The wife of a man who fell to his death at a high-ropes adventure course believes regulation of the outdoor adventure industry may be needed.
Clifford Paul Brabet, 57, fell almost 14m while taking part in a team-building day at Tree Adventures in the Woodhill Forest near Auckland last March.
Tree Adventures, the firm responsible for the course, was yesterday fined $24,500 and ordered to pay Mr Brabet's family $80,000 reparation.
A wire to which Mr Brabet was connected became unattached and he fell to his death just days before the company was to change its procedures, a move that would have saved him.
In the Waitakere District Court, Tree Adventures was sentenced on one charge of breaching the Health and Safety in Employment Act by failing to take all steps to ensure a hazard didn't harm Mr Brabet.
The company had pleaded guilty.
Mr Brabet's wife, Elizabeth Feyter, was also doing the course that day and saw what happened to her husband. She said she would like to see steps put in place so no other family suffered a similar tragedy.
"We are a great outdoor-pursuits nation and we hear about hot air ballooning and all these other outdoorsy accidents happening, and I don't know what sorts of things they've got in place," Ms Feyter said.
"I'd like some sort of regulation if that's what it takes ...
"At the end of the day I do hope something good happens out of it, something positive," she said.
"It can't happen again. I don't understand why it hasn't happened before because they weren't using the equipment as per the manufacturer's instructions. Does a normal man in the street know that when they go into the park?"
Ms Feyter said Tree Adventures gave an induction, but she wondered what people about to attempt an adventure course could do if what they were told was wrong.
Judge Jane Farish told the court Ms Feyter suffered significant psychological, financial and emotional impacts from Mr Brabet's death.
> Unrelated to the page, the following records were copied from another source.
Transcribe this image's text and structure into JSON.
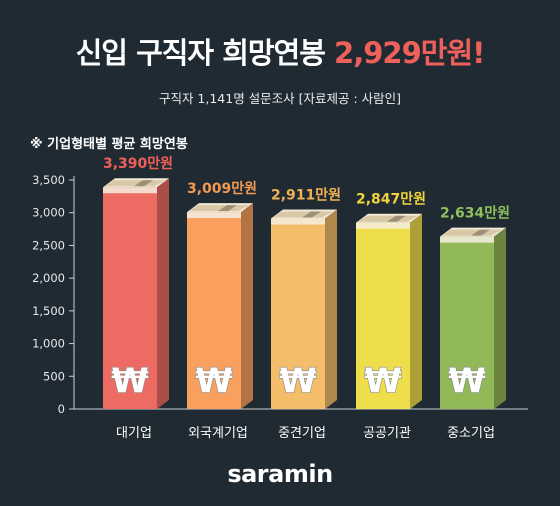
{
  "title": {
    "main": "신입 구직자 희망연봉",
    "highlight": "2,929만원!"
  },
  "subtitle": "구직자 1,141명 설문조사 [자료제공 : 사람인]",
  "chart_label": "※ 기업형태별 평균 희망연봉",
  "brand": "saramin",
  "colors": {
    "background": "#1f2a33",
    "highlight": "#f0605a"
  },
  "currency_symbol": "₩",
  "chart_data": {
    "type": "bar",
    "categories": [
      "대기업",
      "외국계기업",
      "중견기업",
      "공공기관",
      "중소기업"
    ],
    "values": [
      3390,
      3009,
      2911,
      2847,
      2634
    ],
    "value_labels": [
      "3,390만원",
      "3,009만원",
      "2,911만원",
      "2,847만원",
      "2,634만원"
    ],
    "yticks": [
      0,
      500,
      1000,
      1500,
      2000,
      2500,
      3000,
      3500
    ],
    "ytick_labels": [
      "0",
      "500",
      "1,000",
      "1,500",
      "2,000",
      "2,500",
      "3,000",
      "3,500"
    ],
    "ylim": [
      0,
      3500
    ],
    "bar_colors": [
      "#ee6b64",
      "#f9a05e",
      "#f3bd6a",
      "#efde4b",
      "#92b957"
    ],
    "label_colors": [
      "#f0605a",
      "#f39a52",
      "#f2b253",
      "#f2d33c",
      "#8fc15a"
    ],
    "title": "※ 기업형태별 평균 희망연봉",
    "xlabel": "",
    "ylabel": ""
  }
}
"The devastating loss was exacerbated by her witnessing the very tragic events of March 3," the judge said. "She said she lost a friend, companion, father figure and husband".
The company's lawyer, Peter Hunt, said Tree Adventures regretted what happened and had since taken a "responsible approach" and invested in safer systems. It closed the park for a month after Mr Brabet's death and co-operated with investigators.
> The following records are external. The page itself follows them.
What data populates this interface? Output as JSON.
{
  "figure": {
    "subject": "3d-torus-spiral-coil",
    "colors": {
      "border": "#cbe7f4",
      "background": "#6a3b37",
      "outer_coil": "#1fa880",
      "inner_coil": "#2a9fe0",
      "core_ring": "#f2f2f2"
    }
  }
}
However, the business was now struggling. "It's trading in a deficit and it's really just getting by."
The judge said that was understandable following what happened, but it had now reached the "gold standard" in safety.
Mr Brabet grew up in Auckland and worked as a computer and IT network administrator.
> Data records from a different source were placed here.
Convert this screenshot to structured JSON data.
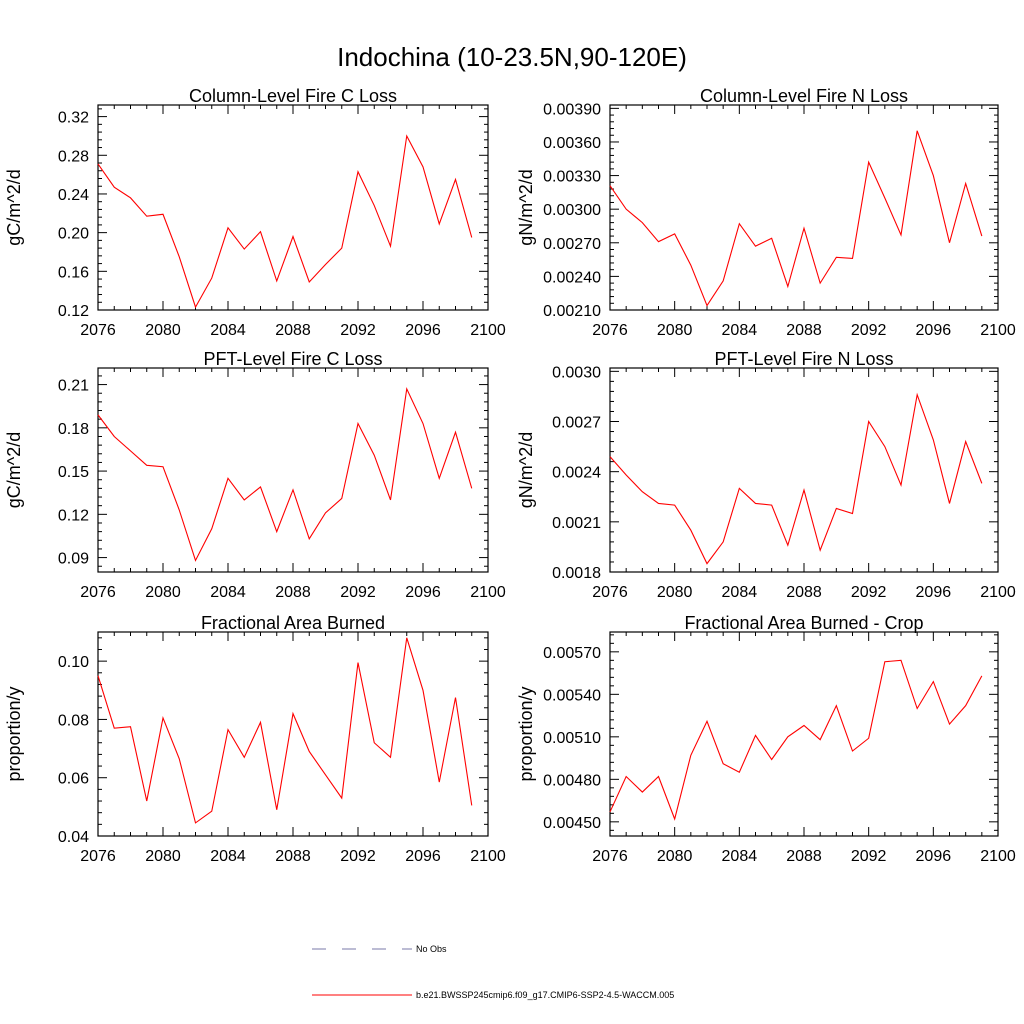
{
  "page_title": "Indochina (10-23.5N,90-120E)",
  "series_color": "#ff0000",
  "legend": {
    "no_obs_label": "No Obs",
    "no_obs_color": "#7a7aa8",
    "run_label": "b.e21.BWSSP245cmip6.f09_g17.CMIP6-SSP2-4.5-WACCM.005"
  },
  "chart_data": [
    {
      "type": "line",
      "title": "Column-Level Fire C Loss",
      "ylabel": "gC/m^2/d",
      "xlim": [
        2076,
        2100
      ],
      "ylim": [
        0.12,
        0.332
      ],
      "xticks": [
        "2076",
        "2080",
        "2084",
        "2088",
        "2092",
        "2096",
        "2100"
      ],
      "yticks": [
        "0.12",
        "0.16",
        "0.20",
        "0.24",
        "0.28",
        "0.32"
      ],
      "x": [
        2076,
        2077,
        2078,
        2079,
        2080,
        2081,
        2082,
        2083,
        2084,
        2085,
        2086,
        2087,
        2088,
        2089,
        2090,
        2091,
        2092,
        2093,
        2094,
        2095,
        2096,
        2097,
        2098,
        2099
      ],
      "values": [
        0.271,
        0.247,
        0.236,
        0.217,
        0.219,
        0.175,
        0.123,
        0.153,
        0.205,
        0.183,
        0.201,
        0.15,
        0.196,
        0.149,
        0.167,
        0.184,
        0.263,
        0.228,
        0.186,
        0.3,
        0.268,
        0.209,
        0.255,
        0.195
      ]
    },
    {
      "type": "line",
      "title": "Column-Level Fire N Loss",
      "ylabel": "gN/m^2/d",
      "xlim": [
        2076,
        2100
      ],
      "ylim": [
        0.0021,
        0.00393
      ],
      "xticks": [
        "2076",
        "2080",
        "2084",
        "2088",
        "2092",
        "2096",
        "2100"
      ],
      "yticks": [
        "0.00210",
        "0.00240",
        "0.00270",
        "0.00300",
        "0.00330",
        "0.00360",
        "0.00390"
      ],
      "x": [
        2076,
        2077,
        2078,
        2079,
        2080,
        2081,
        2082,
        2083,
        2084,
        2085,
        2086,
        2087,
        2088,
        2089,
        2090,
        2091,
        2092,
        2093,
        2094,
        2095,
        2096,
        2097,
        2098,
        2099
      ],
      "values": [
        0.00321,
        0.003,
        0.00288,
        0.00271,
        0.00278,
        0.0025,
        0.00214,
        0.00236,
        0.00287,
        0.00267,
        0.00274,
        0.00231,
        0.00283,
        0.00234,
        0.00257,
        0.00256,
        0.00342,
        0.0031,
        0.00277,
        0.0037,
        0.0033,
        0.0027,
        0.00323,
        0.00276
      ]
    },
    {
      "type": "line",
      "title": "PFT-Level Fire C Loss",
      "ylabel": "gC/m^2/d",
      "xlim": [
        2076,
        2100
      ],
      "ylim": [
        0.08,
        0.2215
      ],
      "xticks": [
        "2076",
        "2080",
        "2084",
        "2088",
        "2092",
        "2096",
        "2100"
      ],
      "yticks": [
        "0.09",
        "0.12",
        "0.15",
        "0.18",
        "0.21"
      ],
      "x": [
        2076,
        2077,
        2078,
        2079,
        2080,
        2081,
        2082,
        2083,
        2084,
        2085,
        2086,
        2087,
        2088,
        2089,
        2090,
        2091,
        2092,
        2093,
        2094,
        2095,
        2096,
        2097,
        2098,
        2099
      ],
      "values": [
        0.189,
        0.174,
        0.164,
        0.154,
        0.153,
        0.123,
        0.088,
        0.11,
        0.145,
        0.13,
        0.139,
        0.108,
        0.137,
        0.103,
        0.121,
        0.131,
        0.183,
        0.161,
        0.13,
        0.207,
        0.183,
        0.145,
        0.177,
        0.138
      ]
    },
    {
      "type": "line",
      "title": "PFT-Level Fire N Loss",
      "ylabel": "gN/m^2/d",
      "xlim": [
        2076,
        2100
      ],
      "ylim": [
        0.0018,
        0.00302
      ],
      "xticks": [
        "2076",
        "2080",
        "2084",
        "2088",
        "2092",
        "2096",
        "2100"
      ],
      "yticks": [
        "0.0018",
        "0.0021",
        "0.0024",
        "0.0027",
        "0.0030"
      ],
      "x": [
        2076,
        2077,
        2078,
        2079,
        2080,
        2081,
        2082,
        2083,
        2084,
        2085,
        2086,
        2087,
        2088,
        2089,
        2090,
        2091,
        2092,
        2093,
        2094,
        2095,
        2096,
        2097,
        2098,
        2099
      ],
      "values": [
        0.00249,
        0.00238,
        0.00228,
        0.00221,
        0.0022,
        0.00205,
        0.00185,
        0.00198,
        0.0023,
        0.00221,
        0.0022,
        0.00196,
        0.00229,
        0.00193,
        0.00218,
        0.00215,
        0.0027,
        0.00255,
        0.00232,
        0.00286,
        0.00259,
        0.00221,
        0.00258,
        0.00233
      ]
    },
    {
      "type": "line",
      "title": "Fractional Area Burned",
      "ylabel": "proportion/y",
      "xlim": [
        2076,
        2100
      ],
      "ylim": [
        0.04,
        0.11
      ],
      "xticks": [
        "2076",
        "2080",
        "2084",
        "2088",
        "2092",
        "2096",
        "2100"
      ],
      "yticks": [
        "0.04",
        "0.06",
        "0.08",
        "0.10"
      ],
      "x": [
        2076,
        2077,
        2078,
        2079,
        2080,
        2081,
        2082,
        2083,
        2084,
        2085,
        2086,
        2087,
        2088,
        2089,
        2090,
        2091,
        2092,
        2093,
        2094,
        2095,
        2096,
        2097,
        2098,
        2099
      ],
      "values": [
        0.095,
        0.077,
        0.0775,
        0.052,
        0.0805,
        0.0665,
        0.0445,
        0.0485,
        0.0765,
        0.067,
        0.079,
        0.049,
        0.082,
        0.069,
        0.061,
        0.053,
        0.0995,
        0.072,
        0.067,
        0.108,
        0.09,
        0.0585,
        0.0875,
        0.0505
      ]
    },
    {
      "type": "line",
      "title": "Fractional Area Burned - Crop",
      "ylabel": "proportion/y",
      "xlim": [
        2076,
        2100
      ],
      "ylim": [
        0.0044,
        0.00584
      ],
      "xticks": [
        "2076",
        "2080",
        "2084",
        "2088",
        "2092",
        "2096",
        "2100"
      ],
      "yticks": [
        "0.00450",
        "0.00480",
        "0.00510",
        "0.00540",
        "0.00570"
      ],
      "x": [
        2076,
        2077,
        2078,
        2079,
        2080,
        2081,
        2082,
        2083,
        2084,
        2085,
        2086,
        2087,
        2088,
        2089,
        2090,
        2091,
        2092,
        2093,
        2094,
        2095,
        2096,
        2097,
        2098,
        2099
      ],
      "values": [
        0.00457,
        0.00482,
        0.00471,
        0.00482,
        0.00452,
        0.00497,
        0.00521,
        0.00491,
        0.00485,
        0.00511,
        0.00494,
        0.0051,
        0.00518,
        0.00508,
        0.00532,
        0.005,
        0.00509,
        0.00563,
        0.00564,
        0.0053,
        0.00549,
        0.00519,
        0.00532,
        0.00553
      ]
    }
  ]
}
His death came two days before his 58th birthday. Outside court, company representatives handed a statement to media.
"Firstly I would like to reiterate that throughout this entire investigation process our heartfelt condolences and thoughts have continued to be with Mr Brabet's family and friends. We hope that the resolution of this investigation can offer them some small closure," the statement said.
The company had always regarded the safety of visitors as its "number one priority" and since Mr Brabet's death it had introduced equipment called "Clic-it".